Conversely, both patients and physicians should be aware of the need for adequate assessment of all anorectal symptoms because of the high incidence of colorectal cancer. The average American is estimated to have a one in 18 lifetime risk of developing colorectal cancer.1 This risk is equal for men and women and increases with age. In 2001, an estimated 138,000 new cases of cancer of the colon, rectum or anus will be diagnosed; these cancers will cause the death of more than 57,200 adults each year in the United States.1 In nonsmokers, colorectal cancer is the leading cause of death from cancer.
Colorectal cancer may present as rectal bleeding and coexist with a benign condition such as hemorrhoids.

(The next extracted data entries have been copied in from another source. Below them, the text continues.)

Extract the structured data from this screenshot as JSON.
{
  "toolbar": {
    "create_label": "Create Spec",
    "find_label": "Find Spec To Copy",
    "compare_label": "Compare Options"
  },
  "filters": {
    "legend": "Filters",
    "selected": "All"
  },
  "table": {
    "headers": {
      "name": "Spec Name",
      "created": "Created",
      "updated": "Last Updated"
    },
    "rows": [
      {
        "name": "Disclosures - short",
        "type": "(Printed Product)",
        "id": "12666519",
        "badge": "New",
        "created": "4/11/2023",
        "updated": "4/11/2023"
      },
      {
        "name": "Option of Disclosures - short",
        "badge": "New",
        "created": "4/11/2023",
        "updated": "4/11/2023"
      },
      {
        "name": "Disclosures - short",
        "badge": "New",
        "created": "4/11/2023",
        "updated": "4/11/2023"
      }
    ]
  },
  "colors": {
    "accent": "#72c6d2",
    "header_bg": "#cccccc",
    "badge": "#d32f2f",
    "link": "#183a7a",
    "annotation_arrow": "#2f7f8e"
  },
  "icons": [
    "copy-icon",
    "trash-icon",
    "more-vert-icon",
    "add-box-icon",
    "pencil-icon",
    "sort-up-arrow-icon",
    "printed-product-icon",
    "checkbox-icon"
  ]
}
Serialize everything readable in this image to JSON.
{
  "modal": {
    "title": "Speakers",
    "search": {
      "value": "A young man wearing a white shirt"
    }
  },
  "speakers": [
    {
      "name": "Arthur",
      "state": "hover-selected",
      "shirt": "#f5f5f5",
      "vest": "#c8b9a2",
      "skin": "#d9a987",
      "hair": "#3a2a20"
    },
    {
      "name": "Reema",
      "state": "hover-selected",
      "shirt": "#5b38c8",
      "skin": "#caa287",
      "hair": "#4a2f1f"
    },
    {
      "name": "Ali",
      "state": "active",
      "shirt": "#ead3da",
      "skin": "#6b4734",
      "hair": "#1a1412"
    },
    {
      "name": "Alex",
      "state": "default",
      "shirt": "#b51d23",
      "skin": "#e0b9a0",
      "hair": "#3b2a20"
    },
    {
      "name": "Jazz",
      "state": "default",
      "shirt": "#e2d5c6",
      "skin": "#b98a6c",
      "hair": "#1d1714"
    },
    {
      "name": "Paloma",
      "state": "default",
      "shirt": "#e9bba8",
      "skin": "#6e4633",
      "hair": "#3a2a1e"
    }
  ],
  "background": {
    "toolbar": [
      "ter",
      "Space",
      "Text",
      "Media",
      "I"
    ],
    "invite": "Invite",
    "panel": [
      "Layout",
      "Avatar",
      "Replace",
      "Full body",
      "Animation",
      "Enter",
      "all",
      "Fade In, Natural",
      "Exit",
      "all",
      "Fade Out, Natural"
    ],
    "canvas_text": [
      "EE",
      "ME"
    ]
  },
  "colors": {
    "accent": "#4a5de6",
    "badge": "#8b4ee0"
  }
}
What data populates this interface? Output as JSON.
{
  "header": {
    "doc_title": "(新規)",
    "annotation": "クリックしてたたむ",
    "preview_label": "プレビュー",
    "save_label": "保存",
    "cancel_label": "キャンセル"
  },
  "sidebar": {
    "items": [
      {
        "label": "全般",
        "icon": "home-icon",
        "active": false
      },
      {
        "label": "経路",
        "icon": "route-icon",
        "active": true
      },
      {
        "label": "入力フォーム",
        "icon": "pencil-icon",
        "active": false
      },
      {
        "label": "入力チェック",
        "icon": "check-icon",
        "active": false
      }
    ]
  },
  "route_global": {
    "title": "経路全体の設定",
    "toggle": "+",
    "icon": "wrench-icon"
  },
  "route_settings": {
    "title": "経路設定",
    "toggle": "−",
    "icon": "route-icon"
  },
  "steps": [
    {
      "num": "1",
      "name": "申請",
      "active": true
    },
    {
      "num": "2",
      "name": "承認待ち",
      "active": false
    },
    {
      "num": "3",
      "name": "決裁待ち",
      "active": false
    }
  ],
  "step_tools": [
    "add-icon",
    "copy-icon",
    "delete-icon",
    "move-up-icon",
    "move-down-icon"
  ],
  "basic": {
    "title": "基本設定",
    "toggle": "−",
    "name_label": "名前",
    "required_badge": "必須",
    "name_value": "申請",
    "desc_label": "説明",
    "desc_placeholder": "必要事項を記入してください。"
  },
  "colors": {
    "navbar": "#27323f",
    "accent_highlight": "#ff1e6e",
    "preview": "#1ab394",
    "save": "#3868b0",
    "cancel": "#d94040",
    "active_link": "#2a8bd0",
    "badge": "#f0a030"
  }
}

Every patient with anorectal symptoms, especially those with rectal bleeding, must have an assessment that includes, at a minimum, digital rectal examination and visual inspection by anoscope. Increasing access to primary care physicians leads to earlier detection of colorectal cancer.
Current American Academy of Family Physicians (AAFP) and American Cancer Society (ACS) guidelines call for screening of all patients for colorectal cancer beginning at 50 years of age in the general population and 40 years of age in those with risk factors or a family history of the disease.3 Family physicians can play a major role in the prompt recognition of cancer and appropriate management of other anorectal conditions. All clinicians can and must perform a basic examination to appropriately treat or refer patients with anorectal complaints. After proper evaluation, the majority of nonmalignant anorectal conditions can be treated by the primary caregiver.